Inference operator fails to start - Amazon SageMaker AI
Services or capabilities described in AWS documentation might vary by Region. To see the differences applicable to the AWS European Sovereign Cloud Region, see the AWS European Sovereign Cloud User Guide.

Inference operator fails to start

Inference operator pod failed to start and is causing the following error message. This error is due to permission policy on the operator execution role not being authorized to perform sts:AssumeRoleWithWebIdentity.

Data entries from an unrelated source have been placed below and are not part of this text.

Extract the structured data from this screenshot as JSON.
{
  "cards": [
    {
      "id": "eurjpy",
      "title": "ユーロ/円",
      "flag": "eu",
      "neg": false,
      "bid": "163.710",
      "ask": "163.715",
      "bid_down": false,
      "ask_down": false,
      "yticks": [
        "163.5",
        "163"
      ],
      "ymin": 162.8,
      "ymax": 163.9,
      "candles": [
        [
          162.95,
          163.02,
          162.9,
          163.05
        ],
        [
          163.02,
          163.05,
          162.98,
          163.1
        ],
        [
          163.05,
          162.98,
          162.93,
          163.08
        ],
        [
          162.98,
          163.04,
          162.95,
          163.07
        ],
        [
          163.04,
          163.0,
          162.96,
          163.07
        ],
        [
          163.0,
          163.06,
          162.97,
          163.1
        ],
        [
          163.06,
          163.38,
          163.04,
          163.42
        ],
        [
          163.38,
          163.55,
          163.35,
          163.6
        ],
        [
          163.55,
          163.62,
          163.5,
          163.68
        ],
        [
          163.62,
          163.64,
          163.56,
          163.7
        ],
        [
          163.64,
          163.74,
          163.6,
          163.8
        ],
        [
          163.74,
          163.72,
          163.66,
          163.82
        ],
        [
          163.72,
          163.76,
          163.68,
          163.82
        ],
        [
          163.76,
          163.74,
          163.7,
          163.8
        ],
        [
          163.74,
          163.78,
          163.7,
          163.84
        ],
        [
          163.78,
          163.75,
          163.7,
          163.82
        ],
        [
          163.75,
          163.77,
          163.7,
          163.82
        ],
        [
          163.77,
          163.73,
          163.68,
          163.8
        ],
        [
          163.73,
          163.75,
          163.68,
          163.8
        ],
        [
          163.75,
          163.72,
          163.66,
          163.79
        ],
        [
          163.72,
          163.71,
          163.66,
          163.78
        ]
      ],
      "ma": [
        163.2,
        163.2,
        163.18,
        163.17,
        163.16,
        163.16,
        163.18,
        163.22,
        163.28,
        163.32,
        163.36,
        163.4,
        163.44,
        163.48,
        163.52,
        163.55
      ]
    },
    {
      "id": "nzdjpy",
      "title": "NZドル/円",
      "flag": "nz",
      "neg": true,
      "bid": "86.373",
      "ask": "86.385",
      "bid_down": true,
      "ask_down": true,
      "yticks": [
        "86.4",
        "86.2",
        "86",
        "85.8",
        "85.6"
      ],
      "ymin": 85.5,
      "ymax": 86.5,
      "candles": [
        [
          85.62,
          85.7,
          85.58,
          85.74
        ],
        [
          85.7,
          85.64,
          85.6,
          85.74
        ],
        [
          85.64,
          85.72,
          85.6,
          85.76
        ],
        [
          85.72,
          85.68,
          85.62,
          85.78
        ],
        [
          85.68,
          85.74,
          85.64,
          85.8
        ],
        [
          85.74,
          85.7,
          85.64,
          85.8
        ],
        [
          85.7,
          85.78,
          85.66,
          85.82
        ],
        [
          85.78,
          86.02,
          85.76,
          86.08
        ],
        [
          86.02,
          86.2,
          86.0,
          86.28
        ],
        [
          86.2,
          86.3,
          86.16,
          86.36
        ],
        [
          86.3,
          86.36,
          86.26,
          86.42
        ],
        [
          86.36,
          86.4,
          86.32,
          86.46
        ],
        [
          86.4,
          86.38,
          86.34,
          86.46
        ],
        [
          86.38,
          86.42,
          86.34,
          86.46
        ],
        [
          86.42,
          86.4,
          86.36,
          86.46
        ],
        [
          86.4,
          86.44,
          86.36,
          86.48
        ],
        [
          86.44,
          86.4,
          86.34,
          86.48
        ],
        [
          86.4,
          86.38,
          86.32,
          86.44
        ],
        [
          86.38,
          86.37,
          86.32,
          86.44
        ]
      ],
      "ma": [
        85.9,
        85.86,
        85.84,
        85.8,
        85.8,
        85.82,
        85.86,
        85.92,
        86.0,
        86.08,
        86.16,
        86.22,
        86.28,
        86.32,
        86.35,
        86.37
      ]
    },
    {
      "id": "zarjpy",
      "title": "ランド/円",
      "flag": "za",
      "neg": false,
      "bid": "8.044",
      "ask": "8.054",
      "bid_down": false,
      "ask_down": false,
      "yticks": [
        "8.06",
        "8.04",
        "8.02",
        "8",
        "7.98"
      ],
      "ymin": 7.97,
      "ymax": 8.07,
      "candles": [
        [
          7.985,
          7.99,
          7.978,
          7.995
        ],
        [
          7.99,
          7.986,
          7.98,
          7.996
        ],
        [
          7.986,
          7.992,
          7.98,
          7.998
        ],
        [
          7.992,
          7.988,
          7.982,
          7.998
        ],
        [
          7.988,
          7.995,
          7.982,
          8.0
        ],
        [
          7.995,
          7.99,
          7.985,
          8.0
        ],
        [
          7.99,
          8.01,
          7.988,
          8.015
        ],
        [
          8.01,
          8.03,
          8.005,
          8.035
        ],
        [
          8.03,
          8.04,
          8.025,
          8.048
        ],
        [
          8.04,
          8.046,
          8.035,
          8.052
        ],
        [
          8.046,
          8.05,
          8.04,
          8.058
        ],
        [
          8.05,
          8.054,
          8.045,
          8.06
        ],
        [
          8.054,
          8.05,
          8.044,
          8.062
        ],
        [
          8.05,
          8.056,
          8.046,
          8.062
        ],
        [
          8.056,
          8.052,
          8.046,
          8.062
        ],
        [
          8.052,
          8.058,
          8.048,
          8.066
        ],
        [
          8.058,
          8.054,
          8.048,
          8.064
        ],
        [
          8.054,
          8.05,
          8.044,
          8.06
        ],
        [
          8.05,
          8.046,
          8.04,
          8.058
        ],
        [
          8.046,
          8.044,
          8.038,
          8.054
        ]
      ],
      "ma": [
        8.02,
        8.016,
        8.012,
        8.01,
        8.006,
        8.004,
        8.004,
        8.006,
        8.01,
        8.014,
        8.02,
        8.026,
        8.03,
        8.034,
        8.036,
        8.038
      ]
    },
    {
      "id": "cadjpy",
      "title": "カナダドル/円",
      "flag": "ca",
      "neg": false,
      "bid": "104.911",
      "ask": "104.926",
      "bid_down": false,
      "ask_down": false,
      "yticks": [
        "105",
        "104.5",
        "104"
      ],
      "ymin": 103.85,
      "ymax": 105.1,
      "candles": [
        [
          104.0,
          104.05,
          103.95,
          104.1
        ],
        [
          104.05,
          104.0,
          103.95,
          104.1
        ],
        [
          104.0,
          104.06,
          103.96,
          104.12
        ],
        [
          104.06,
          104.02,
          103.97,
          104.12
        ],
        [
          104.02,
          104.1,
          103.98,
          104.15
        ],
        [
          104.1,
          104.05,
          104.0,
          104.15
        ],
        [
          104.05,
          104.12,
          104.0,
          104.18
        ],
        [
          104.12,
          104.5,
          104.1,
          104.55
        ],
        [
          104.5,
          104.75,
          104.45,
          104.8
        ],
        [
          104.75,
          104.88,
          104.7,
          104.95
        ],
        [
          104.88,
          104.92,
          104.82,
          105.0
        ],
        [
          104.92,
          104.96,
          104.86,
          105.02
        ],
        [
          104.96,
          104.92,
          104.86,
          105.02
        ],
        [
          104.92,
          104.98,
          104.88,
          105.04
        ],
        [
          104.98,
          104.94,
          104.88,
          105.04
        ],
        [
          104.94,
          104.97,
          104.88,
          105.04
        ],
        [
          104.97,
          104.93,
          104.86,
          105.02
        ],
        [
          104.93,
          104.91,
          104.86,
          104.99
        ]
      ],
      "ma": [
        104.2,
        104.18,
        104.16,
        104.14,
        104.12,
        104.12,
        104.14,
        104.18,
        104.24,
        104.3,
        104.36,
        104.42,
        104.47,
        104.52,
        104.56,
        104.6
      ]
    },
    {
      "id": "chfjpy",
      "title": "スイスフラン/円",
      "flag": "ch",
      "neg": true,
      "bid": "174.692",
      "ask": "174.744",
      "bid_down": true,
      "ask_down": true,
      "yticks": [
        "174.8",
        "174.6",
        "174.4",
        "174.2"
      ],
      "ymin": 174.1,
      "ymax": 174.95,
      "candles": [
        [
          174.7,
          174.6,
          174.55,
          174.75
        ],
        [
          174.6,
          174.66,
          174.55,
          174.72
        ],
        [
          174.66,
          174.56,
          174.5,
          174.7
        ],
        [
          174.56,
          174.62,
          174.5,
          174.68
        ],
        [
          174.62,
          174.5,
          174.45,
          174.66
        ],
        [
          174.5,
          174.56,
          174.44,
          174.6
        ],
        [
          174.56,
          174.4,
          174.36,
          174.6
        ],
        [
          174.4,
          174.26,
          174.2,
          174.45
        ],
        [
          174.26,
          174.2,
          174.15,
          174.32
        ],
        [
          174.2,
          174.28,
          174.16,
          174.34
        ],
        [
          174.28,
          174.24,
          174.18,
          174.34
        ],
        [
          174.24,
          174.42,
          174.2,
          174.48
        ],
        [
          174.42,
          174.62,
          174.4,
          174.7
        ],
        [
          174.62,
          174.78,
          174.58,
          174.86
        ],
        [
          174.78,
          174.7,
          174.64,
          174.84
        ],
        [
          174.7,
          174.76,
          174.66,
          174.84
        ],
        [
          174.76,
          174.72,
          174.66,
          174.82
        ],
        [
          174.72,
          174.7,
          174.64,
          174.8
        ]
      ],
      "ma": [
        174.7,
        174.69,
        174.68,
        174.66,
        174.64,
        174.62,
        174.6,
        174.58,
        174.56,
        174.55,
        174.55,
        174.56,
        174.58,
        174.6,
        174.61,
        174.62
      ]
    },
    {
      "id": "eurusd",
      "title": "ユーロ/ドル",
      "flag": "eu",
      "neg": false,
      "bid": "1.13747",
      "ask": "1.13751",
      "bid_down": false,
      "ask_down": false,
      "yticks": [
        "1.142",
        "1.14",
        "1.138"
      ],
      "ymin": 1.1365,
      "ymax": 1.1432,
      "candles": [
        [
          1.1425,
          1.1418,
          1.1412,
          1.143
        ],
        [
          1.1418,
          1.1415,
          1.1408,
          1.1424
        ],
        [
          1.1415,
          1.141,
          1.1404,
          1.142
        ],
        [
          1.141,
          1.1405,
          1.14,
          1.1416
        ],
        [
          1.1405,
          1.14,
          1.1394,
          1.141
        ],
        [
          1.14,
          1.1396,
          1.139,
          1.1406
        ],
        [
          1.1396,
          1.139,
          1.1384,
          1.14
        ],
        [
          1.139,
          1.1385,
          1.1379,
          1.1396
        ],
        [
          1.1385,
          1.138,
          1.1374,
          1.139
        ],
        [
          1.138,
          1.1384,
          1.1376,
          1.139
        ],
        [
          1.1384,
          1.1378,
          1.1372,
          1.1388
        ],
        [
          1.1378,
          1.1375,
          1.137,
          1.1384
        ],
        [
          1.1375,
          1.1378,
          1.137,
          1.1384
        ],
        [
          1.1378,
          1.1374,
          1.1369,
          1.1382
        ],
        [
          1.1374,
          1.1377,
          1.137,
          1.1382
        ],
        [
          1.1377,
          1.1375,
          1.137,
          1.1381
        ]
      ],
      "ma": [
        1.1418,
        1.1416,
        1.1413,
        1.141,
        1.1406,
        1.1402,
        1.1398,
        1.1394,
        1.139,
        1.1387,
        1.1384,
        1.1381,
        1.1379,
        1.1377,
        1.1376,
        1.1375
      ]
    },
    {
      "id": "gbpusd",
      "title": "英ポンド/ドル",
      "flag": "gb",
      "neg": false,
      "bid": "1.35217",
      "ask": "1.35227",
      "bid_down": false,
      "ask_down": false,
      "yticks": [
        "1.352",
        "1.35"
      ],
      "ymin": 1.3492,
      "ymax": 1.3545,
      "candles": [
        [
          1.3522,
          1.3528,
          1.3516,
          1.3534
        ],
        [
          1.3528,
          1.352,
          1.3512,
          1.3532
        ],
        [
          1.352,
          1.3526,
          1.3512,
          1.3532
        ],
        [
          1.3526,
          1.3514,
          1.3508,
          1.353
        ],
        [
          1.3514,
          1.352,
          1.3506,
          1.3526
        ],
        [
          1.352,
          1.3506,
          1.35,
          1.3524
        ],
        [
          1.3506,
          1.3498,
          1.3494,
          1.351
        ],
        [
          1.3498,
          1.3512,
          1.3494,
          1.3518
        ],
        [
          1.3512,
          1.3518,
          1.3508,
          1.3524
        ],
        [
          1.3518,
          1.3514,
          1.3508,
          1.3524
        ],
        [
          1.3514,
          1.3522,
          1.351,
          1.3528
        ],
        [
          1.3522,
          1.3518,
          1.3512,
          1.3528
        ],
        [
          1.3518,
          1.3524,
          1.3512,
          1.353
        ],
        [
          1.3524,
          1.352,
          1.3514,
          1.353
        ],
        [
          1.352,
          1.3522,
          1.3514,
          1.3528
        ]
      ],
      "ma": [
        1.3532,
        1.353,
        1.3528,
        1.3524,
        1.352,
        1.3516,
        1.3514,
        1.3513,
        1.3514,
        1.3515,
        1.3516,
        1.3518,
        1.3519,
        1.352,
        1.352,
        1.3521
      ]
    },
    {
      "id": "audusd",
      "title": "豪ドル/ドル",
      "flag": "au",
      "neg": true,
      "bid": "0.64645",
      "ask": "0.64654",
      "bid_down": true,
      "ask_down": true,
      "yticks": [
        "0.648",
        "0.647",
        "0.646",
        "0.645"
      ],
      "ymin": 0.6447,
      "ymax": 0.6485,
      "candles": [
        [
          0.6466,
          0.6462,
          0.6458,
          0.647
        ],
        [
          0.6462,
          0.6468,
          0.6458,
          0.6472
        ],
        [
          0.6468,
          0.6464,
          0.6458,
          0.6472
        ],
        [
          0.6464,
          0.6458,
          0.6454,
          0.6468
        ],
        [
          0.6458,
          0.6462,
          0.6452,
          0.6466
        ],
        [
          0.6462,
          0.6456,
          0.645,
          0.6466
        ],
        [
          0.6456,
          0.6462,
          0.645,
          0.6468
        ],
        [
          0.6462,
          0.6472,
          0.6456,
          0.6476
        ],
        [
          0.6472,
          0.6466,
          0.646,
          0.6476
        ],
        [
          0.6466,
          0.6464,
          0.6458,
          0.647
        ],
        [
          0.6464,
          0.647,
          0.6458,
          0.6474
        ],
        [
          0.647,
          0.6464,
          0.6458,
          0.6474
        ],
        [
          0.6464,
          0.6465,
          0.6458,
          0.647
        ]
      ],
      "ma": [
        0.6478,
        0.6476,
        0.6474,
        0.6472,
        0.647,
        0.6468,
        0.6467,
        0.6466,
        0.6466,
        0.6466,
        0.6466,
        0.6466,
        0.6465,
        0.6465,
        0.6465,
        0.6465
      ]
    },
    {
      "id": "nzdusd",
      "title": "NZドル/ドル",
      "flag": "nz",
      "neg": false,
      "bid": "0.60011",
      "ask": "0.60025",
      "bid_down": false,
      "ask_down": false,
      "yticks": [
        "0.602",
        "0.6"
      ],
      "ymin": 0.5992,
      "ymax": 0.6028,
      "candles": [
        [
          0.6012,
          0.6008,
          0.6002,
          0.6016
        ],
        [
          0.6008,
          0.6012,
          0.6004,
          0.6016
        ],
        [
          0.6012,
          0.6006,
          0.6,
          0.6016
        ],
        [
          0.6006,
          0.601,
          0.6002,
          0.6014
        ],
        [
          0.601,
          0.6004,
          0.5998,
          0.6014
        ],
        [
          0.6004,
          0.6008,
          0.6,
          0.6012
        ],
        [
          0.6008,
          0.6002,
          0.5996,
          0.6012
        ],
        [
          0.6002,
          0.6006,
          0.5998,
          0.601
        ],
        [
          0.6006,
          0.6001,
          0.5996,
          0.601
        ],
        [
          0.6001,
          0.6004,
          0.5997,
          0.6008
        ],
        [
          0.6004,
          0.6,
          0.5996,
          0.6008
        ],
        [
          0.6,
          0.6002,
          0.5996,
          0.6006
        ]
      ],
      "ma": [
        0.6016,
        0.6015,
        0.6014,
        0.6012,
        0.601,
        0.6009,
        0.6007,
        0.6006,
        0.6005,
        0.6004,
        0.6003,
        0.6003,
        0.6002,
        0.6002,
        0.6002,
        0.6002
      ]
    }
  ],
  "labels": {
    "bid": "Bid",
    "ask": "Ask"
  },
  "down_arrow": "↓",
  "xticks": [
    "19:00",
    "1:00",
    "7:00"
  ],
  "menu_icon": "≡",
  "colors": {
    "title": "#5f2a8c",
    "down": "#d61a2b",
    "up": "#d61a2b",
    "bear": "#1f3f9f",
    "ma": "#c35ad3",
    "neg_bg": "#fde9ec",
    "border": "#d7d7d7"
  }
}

Due to this, the operator part running on the control plane is not started.

Error message:

Warning Unhealthy 5m46s (x22 over 49m) kubelet Startup probe failed: Get "http://10.1.100.59:8081/healthz": context deadline exceeded (Client.Timeout exceeded while awaiting headers)

Root cause:

  • Permission policy of the inference operator execution role is not set to access authorization token for resources.

Resolution:

Set the following policy of the execution role of EXECUTION_ROLE_ARN for the HyperPod inference operator:

HyperpodInferenceAccessPolicy-ml-cluster to include all resources
JSON
{ "Version":"2012-10-17", "Statement": [ { "Effect": "Allow", "Action": [ "s3:ListBucket", "s3:PutObject", "s3:GetObject", "s3:DeleteObject" ], "Resource": "*" }, { "Effect": "Allow", "Action": [ "ecr:GetAuthorizationToken" ], "Resource": "*" } ] }

Verification steps:

  1. Change the policy.

  2. Terminate the HyperPod inference operator pod.

  3. The pod will be restarted without throwing any exceptions.